Reputation: 77
Let's say I have the following DataFrame:
df = pd.DataFrame({"my_col": ["one","two","two","one","two","one","one"]})
my_col
0 one
1 two
2 two
3 one
4 two
5 one
6 one
I would like append a string on the duplicated values with their duplicate count. Here is what I mean:
my_col
0 one_0
1 two_0
2 two_1
3 one_1
4 two_2
5 one_2
6 one_3
I know I could do something like df.groupby('my_col').apply(my_function_to_do_this) with something like this :
def my_function_to_do_this(group: pd.DataFrame) -> pd.DataFrame:
str_to_append = pd.Series(range(group.shape[0]), index=group.index).astype(str)

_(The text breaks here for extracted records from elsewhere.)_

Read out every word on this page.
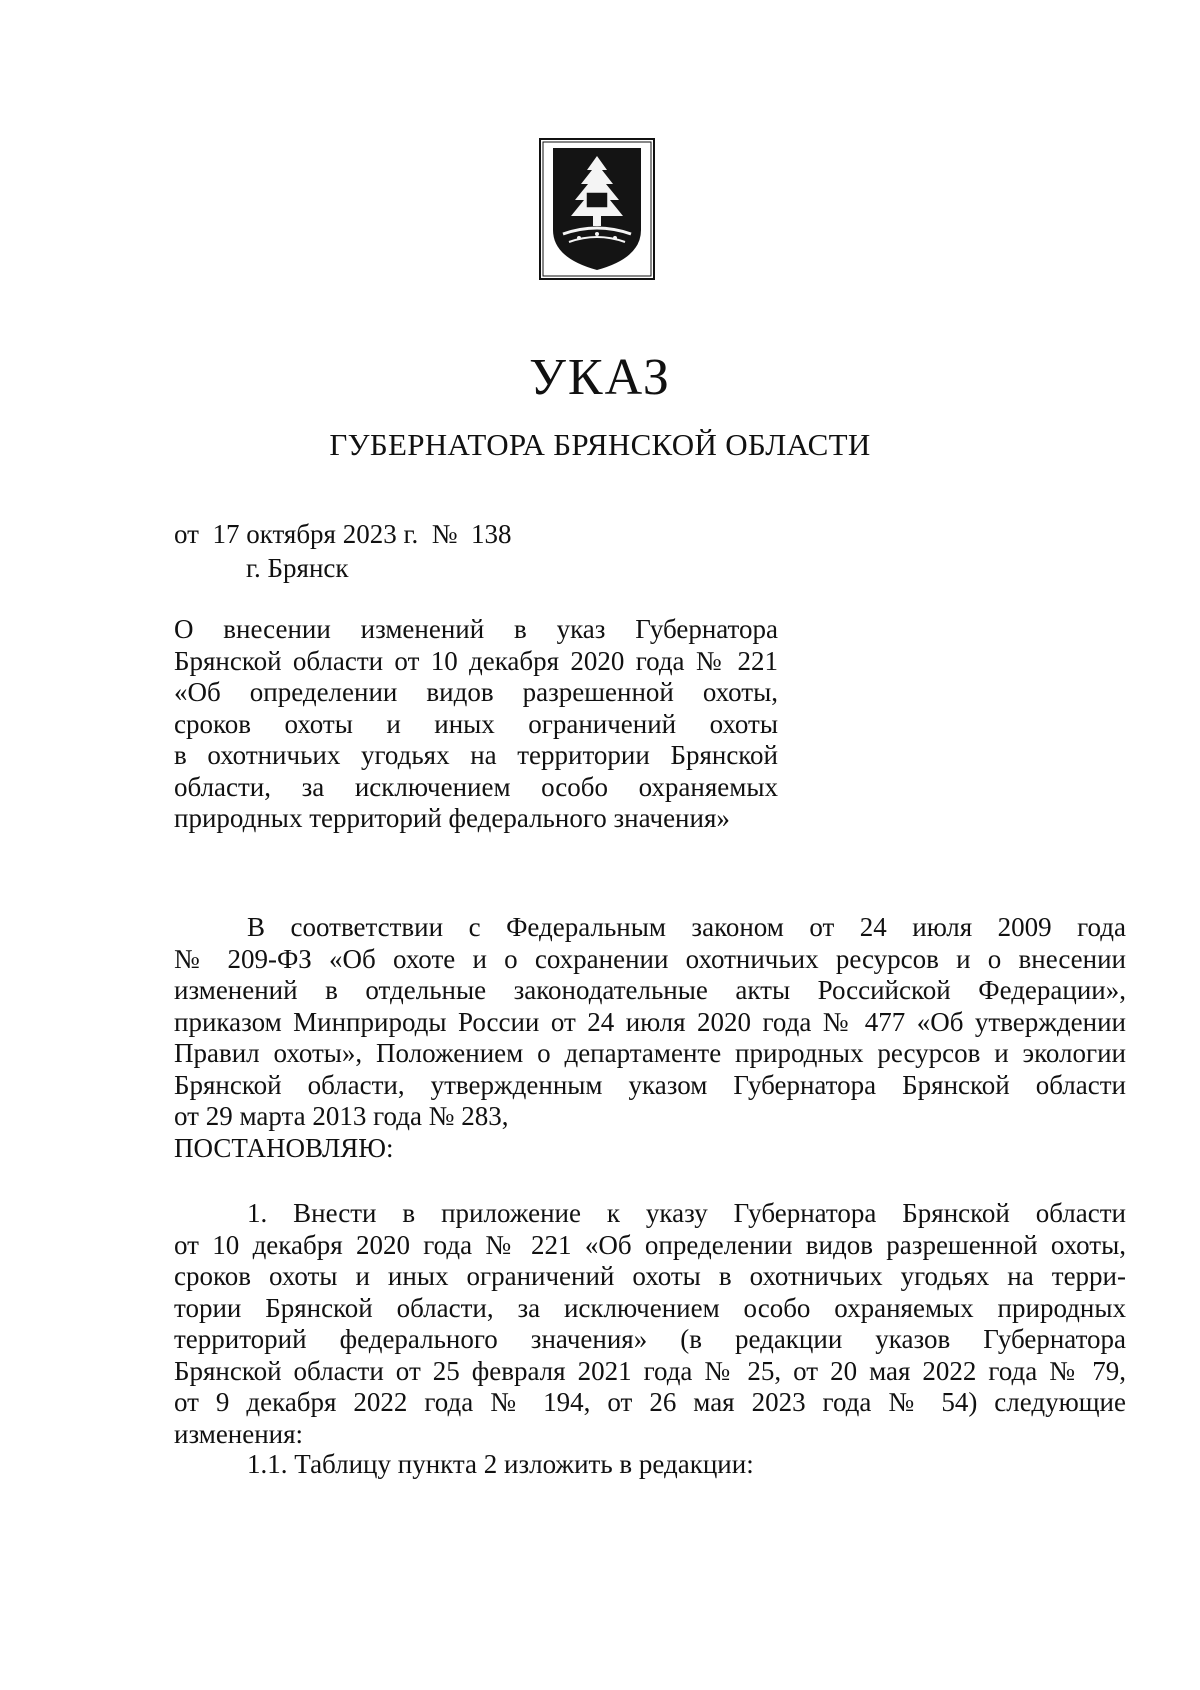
УКАЗ
ГУБЕРНАТОРА БРЯНСКОЙ ОБЛАСТИ
от  17 октября 2023 г.  №  138
г. Брянск
О внесении изменений в указ Губернатора
Брянской области от 10 декабря 2020 года № 221
«Об определении видов разрешенной охоты,
сроков охоты и иных ограничений охоты
в охотничьих угодьях на территории Брянской
области, за исключением особо охраняемых
природных территорий федерального значения»
В соответствии с Федеральным законом от 24 июля 2009 года
№ 209-ФЗ «Об охоте и о сохранении охотничьих ресурсов и о внесении
изменений в отдельные законодательные акты Российской Федерации»,
приказом Минприроды России от 24 июля 2020 года № 477 «Об утверждении
Правил охоты», Положением о департаменте природных ресурсов и экологии
Брянской области, утвержденным указом Губернатора Брянской области
от 29 марта 2013 года № 283,
ПОСТАНОВЛЯЮ:
1. Внести в приложение к указу Губернатора Брянской области
от 10 декабря 2020 года № 221 «Об определении видов разрешенной охоты,
сроков охоты и иных ограничений охоты в охотничьих угодьях на терри-
тории Брянской области, за исключением особо охраняемых природных
территорий федерального значения» (в редакции указов Губернатора
Брянской области от 25 февраля 2021 года № 25, от 20 мая 2022 года № 79,
от 9 декабря 2022 года № 194, от 26 мая 2023 года № 54) следующие
изменения:
1.1. Таблицу пункта 2 изложить в редакции:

group["my_col"] += "_" + str_to_append
return group
but that's quite slow on a large DataFrame with a lot of small groups of like 4 rows maximum.
I'm trying to find a faster approach if any.
Many thanks in advance for the help !
Upvotes: 3
Views: 129
Reputation: 862521
Use GroupBy.cumcount
for counter, convert to strings and add to original with Series.str.cat
:
df['my_col'] = df['my_col'].str.cat(df.groupby('my_col').cumcount().astype(str), sep='_')
print (df)
my_col
0 one_0
1 two_0
2 two_1
3 one_1
4 two_2
5 one_2
6 one_3
Or join by +
:
df['my_col'] += '_' + df.groupby('my_col').cumcount().astype(str)
#longer version
#df['my_col'] = df['my_col'] + '_' + df.groupby('my_col').cumcount().astype(str)
Upvotes: 6